Exposé du Père Jean-Marie Onfray à Relais Lumière Espérance : clic ici pour écouter

 

 Au commencement, la souffrance 

C’est, en effet, la souffrance qui vous conduit à vous réunir. L’irruption d’une conscience blessée.

La conscience de parents et de proches altérée par la douleur psychique d’un enfant/proche… Voir souffrir et être impuissant est insoutenable…                                                                     La douleur psychique demeure une énigme et la médecine avance en tâtonnant.

Cette douleur est au long cours et ne nécessite pas l’hospitalisation…Mais l’autonomie, tant proclamée, des personnes malades est un enfermement.

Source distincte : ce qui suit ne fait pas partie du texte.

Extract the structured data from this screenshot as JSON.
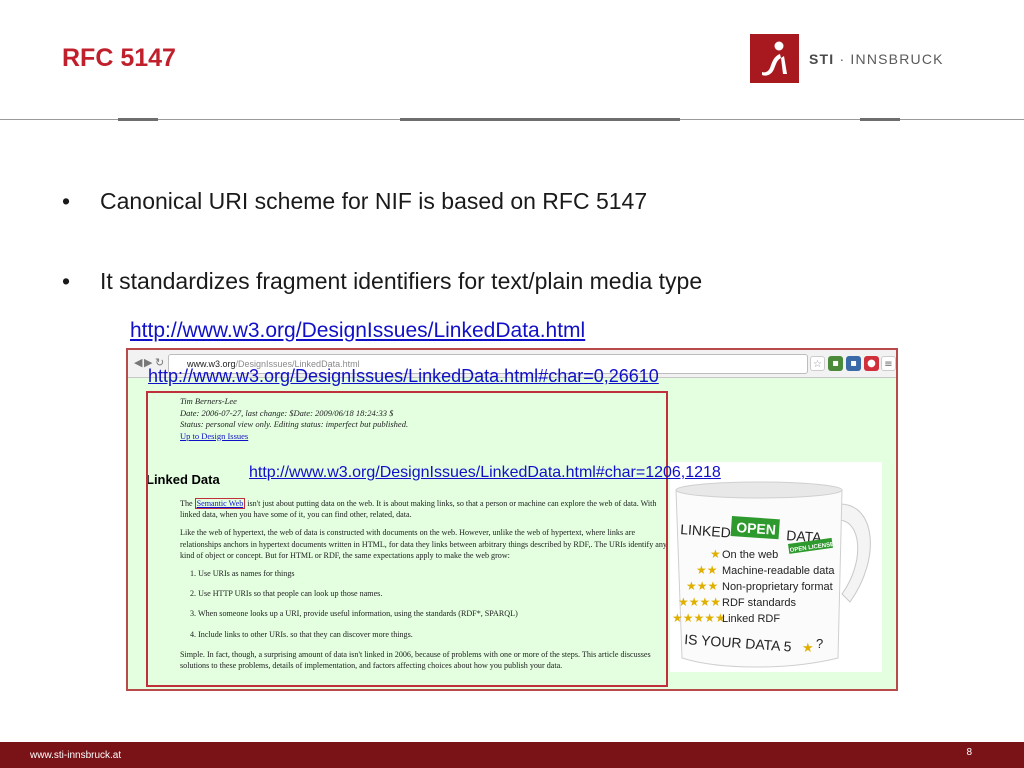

Tout enfermement nous dit quelque chose des enfers où le ressuscité est descendu… Comment être proche, interlocuteur attentif et ne pas culpabiliser ?                                                        Que dire, que ne pas dire, que faire, que ne pas faire ? La souffrance est intimement liée à la proximité impuissante… Elle est d’ailleurs de plus en plus la souffrance des aidants-proches qui devant la maladie, le handicap et le vieillissement dépendant et désorienté… s’enferment dans le silence.  Sentiment de faire son devoir en demeurant humblement.Impression première du caractère impartageable de ce qui est vécu si intimement. Mais aussi sentiment d’échec qui rejoint ce que le Christ a pu ressentir à Gethsémani : Alors Jésus parvient avec eux à un domaine appelé Gethsémani et leur dit : Asseyez-vous ici, pendant que je vais là-bas pour prier. Il emmena Pierre, ainsi que Jacques et Jean, les deux fils de Zébédée, et il commença à ressentir tristesse et angoisse. Il leur dit alors : Mon âme est triste à en mourir. Restez ici et veillez avec moi.  Allant un peu plus loin, il tomba face contre terre en priant, et il disait : Mon Père, s’il est possible, que cette coupe passe loin de moi ! Cependant, non pas comme moi, je veux, mais comme toi, tu veux. Puis il revient vers ses disciples et les trouve endormis ; il dit à Pierre : Ainsi, vous n’avez pas eu la force de veiller seulement une heure avec moi ? Veillez et priez, pour ne pas entrer en tentation ; l’esprit est ardent, mais la chair est faible. De nouveau, il s’éloigna et pria, pour la deuxième fois ; il disait : Mon Père, si cette coupe ne peut passer sans que je la boive, que ta volonté soit faite ! Revenu près des disciples, de nouveau il les trouva endormis, car leurs yeux étaient lourds de sommeil. Les laissant, de nouveau il s’éloigna et pria pour la troisième fois, en répétant les mêmes paroles.  Mt 26, 36-44 

Combien de nuits de Gethsémani avez-vous vécues, seul ou en couple ? Et pourtant, vous avez fait l’expérience de l’importance d’une parole partagée. Pour certains dans le cadre d’associations qui permettent de sortir de l’enfermement solitaire Partager, pouvoir mettre des mots sur un ressenti qui nous brûle et parfois nous détruit… 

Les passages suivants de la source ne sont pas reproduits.